September 2, 2007


How's this for bad behavior: Matter of Callaghan, 42 B.R. 821 (Bkrtcy. Mich. 1984).

Tom takes his $20,000 motor home to Bob to have the brakes fixed in time for his vacation. Bob does not fix the brakes in time and Tom ends up storing the motor home at Bob's garage while Tom is away. Vandals break in and trash the motor home. Tom's insurance company arranges repairs but asks Tom to pay a $100 deductible. Bob takes $3,000 from the insurance company and spends it on his corporation's operating expenses. But Bob never makes the repairs. He then offers to waive storage fees for the motor home if Tom agrees to hire Bob to make the repairs. Tom does so. Once again, the repairs are not accomplished in time for Tom's vacation the following year. Tom suffers a work-related injury, is bedridden, and never pays the $100 he still owes Bob for work that Bob may (or may not) have done on the motor home.

Bob threatens to sell the motor home to cover Tom's $100 indebtedness. A court issues a restraining order to prevent Bob from selling the motor home.

Bob sells the motor home the next day for $500 to satisfy the contested $100 bill. We assume he kept the other $400.

You lawyers out there know that Bob's action isn't legal: he did not engage in a commercially reasonable sale, he converted the insurance company's money, he violated a restraining order, and (as a bailee) he was probably liable for the vandalism to Tom's motor home in the first place.

Most everyone would agree that in addition, Bob's actions were just not right.

My question is this: why did Bob do it? It's like the financial version of "suicide by cop." Big surprise: Bob went bankrupt. Bob denied any personal responsibility for the motor home incident because his garage was a corporation. The bankruptcy court opined that "the entire transaction, orchestrated by [Bob], smacks of a grudge match over a $100 insurance deductible balance." Id. at 826. Miffed, the bankruptcy court imposed a $20,796 (plus) judgment on Bob, personally.*

What can we take from this little episode beyond the black-letter-law lessons? Obviously this: not everyone is a rational-self-interested-actor, John Stuart Mill / Adam Smith - style.

Business owners have a duty to act ethically, regardless of the law. Business ethics ought to involve "doing good," not merely "not doing bad." Consider the following: the story of Tom and Bob is probably more complex than can be revealed in a bankruptcy court's opinion. What seems to be a grudge match could just as easily be explained by simple inattention: poor communication between Bob and his employees brought on by any of a number of factors. Acting ethically in Bob's situation would have meant taking affirmative action - to make sure his garage was secure, to buy appropriate insurance coverage, to communicate with his employees, to monitor their actions, and to delegate authority to a manager if necessary.

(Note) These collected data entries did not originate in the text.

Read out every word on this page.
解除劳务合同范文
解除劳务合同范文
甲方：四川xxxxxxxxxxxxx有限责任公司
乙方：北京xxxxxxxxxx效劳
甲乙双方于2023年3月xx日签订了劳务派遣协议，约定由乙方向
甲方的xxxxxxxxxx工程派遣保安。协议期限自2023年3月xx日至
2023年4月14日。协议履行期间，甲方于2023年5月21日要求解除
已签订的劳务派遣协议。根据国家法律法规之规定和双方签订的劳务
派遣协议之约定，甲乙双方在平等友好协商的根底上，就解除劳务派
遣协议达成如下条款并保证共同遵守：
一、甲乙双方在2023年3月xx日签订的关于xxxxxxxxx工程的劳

We need an ethical paradigm for "doing good" that includes the merely quotidian actions that Bob should have taken, without the suspect morality associated with "the work ethic."

* - The court found that Bob's personal participation in the intentional tort of conversion justified finding him personally liable, but the court goes on to talk about applicability of the remedy of piercing the corporate veil. Bob can't win under either theory.